Vapid as these people are, you'd better start caring about them quick, because they're the only humans you'll see up close for the next hour, as Manhattan is trampled by a party-pooping creature from outer space … or an undersea crevasse … or possibly some top-secret governmental body. Like most movie monsters, this guy is way scarier glimpsed in parts (especially from the ground-level angle the Handycam provides) than he is when you finally see him whole. Mild spoiler alert, if you want to keep the creature's appearance a surprise: He's a kind of bullet-headed dragon with prominent elbows and a scaly tail, slithering evilly among New York City landmarks. As the Statue of Liberty's head lands in the middle of a screaming crowd, the Woolworth building collapses in a cloud of dust—the most direct 9/11 reference I've seen in a movie that wasn't explicitly about the attacks.

I won't reveal in detail the fate of the six partygoers who flee, spangled dresses and all, through the panicked streets toward a military evacuation site (though I will note that their fates are more varied and unpredictable than in most movies of this type). I'm more interested in how Cloverfield plays on 9/11 anxieties—not in the way one "plays out" issues in therapy, but in the way one plays a video game. 2008 has already seen a notable uptick in America's historical eagerness to eradicate New York in our imagination. Besides Cloverfield and I Am Legend, there's the upcoming History Channel special Life After People, whose ubiquitous poster shows a crumbling Brooklyn Bridge overgrown with vines. As this fine piece in the Guardian points out, Americans seem almost soothed by replaying the fantasy of our flagship city in ruins. What's that about?

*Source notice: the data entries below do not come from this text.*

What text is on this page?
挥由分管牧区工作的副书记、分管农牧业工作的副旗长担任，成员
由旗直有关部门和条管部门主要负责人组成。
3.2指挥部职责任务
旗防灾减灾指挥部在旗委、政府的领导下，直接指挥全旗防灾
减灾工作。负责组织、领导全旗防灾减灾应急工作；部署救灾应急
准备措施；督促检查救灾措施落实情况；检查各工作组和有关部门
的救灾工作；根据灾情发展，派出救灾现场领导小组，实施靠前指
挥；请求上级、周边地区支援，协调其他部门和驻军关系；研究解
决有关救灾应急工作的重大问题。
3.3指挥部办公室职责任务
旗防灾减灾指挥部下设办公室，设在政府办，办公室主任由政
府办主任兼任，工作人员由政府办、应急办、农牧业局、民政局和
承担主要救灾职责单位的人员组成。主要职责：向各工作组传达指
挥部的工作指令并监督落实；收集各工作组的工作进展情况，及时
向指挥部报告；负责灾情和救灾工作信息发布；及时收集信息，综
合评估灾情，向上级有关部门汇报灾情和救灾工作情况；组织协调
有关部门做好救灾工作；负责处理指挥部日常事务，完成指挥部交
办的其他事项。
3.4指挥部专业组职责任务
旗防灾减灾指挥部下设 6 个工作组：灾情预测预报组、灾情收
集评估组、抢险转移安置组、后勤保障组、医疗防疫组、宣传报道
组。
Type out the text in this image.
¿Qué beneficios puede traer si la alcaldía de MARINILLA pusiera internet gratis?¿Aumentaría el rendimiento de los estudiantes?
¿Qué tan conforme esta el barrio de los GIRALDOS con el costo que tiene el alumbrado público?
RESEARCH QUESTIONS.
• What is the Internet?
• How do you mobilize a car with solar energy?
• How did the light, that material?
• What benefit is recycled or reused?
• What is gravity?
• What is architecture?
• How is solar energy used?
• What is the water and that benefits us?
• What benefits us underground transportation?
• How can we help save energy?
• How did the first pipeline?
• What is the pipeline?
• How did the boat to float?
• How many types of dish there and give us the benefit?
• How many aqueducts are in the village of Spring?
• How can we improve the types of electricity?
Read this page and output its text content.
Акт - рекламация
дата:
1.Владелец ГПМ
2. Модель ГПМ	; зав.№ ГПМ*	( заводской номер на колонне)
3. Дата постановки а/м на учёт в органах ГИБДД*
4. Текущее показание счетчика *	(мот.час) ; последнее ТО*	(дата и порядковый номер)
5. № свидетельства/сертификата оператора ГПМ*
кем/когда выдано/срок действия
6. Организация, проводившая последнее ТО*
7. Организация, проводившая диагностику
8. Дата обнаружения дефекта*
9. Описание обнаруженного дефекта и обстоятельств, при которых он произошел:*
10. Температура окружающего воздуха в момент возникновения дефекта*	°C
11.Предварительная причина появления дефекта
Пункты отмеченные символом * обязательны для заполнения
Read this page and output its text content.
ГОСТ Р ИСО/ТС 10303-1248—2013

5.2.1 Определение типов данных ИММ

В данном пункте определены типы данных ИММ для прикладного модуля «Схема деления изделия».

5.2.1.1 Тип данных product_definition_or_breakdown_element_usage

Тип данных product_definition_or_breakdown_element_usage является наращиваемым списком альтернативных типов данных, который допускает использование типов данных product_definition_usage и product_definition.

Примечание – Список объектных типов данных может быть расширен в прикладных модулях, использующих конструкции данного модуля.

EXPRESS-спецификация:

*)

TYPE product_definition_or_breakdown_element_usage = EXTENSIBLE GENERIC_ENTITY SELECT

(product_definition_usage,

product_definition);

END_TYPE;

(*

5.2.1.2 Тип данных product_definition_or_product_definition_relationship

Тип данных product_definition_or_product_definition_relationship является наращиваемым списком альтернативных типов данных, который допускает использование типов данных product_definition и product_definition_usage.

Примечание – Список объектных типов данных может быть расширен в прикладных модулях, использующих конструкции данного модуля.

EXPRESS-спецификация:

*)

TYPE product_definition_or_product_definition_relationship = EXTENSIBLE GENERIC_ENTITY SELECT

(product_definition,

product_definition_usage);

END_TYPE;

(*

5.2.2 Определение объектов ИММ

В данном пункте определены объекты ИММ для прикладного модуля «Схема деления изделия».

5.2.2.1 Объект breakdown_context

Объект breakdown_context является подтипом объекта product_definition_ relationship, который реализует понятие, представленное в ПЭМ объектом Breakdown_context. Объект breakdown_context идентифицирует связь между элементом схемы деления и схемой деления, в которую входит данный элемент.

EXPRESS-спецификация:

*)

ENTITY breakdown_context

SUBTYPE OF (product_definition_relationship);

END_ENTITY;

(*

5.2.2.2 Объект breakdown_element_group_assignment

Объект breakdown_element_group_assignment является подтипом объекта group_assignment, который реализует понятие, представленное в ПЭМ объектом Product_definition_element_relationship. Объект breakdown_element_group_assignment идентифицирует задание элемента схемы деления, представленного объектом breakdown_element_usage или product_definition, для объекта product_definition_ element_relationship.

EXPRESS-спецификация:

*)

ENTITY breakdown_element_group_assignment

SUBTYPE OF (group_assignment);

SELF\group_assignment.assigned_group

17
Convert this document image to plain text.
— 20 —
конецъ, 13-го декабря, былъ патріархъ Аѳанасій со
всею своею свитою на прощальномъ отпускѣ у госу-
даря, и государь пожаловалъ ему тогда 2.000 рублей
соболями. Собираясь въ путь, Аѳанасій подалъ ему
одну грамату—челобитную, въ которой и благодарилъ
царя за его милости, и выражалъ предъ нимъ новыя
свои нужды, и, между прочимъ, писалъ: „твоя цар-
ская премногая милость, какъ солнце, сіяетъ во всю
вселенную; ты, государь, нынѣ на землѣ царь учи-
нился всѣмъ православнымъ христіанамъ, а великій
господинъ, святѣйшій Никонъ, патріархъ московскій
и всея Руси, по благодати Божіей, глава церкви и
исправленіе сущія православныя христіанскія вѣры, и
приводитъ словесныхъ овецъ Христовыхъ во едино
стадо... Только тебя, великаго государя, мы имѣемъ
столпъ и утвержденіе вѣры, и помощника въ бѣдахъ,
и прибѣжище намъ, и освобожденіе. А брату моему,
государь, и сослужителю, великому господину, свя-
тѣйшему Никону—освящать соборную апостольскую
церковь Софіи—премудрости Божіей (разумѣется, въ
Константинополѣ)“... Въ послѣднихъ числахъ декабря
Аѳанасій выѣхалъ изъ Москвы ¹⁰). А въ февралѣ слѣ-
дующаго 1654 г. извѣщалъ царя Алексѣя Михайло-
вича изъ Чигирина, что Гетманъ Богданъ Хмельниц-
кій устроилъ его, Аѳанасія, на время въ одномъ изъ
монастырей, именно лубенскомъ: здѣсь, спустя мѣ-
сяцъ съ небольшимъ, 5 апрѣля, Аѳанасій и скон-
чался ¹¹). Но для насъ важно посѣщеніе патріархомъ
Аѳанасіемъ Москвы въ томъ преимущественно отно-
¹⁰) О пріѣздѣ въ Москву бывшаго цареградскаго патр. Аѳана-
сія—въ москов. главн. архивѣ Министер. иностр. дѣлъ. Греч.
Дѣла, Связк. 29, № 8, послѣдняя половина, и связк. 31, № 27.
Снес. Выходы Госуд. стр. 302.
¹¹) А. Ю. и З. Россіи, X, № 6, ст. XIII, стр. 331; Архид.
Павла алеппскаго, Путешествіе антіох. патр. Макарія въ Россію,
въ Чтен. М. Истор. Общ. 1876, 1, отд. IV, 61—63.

In a quote from the press notes, Abrams says, "We live in a time of great fear. Having a movie that is about something as outlandish as a massive creature attacking your city allows people to process and experience that fear in a way that is incredibly entertaining and incredibly safe." Cloverfield's entertainment value remains to be determined over its opening weekend. For viewers in the same demographic as Rob and his buddies, I suspect it will be a big hit. But maybe its re-imagining of 9/11 as the ultimate buzzkill is a little too safe. The movie may be the first to repackage the events of Sept. 11 as pure entertainment. It's certainly the first to use those events as part of a viral marketing hook, in a spooky untitled trailer that premiered before last summer's Transformers. Whoa, that would be intense, if lower Manhattan was suddenly destroyed by some terrible, faceless agent of evil. Oh, wait.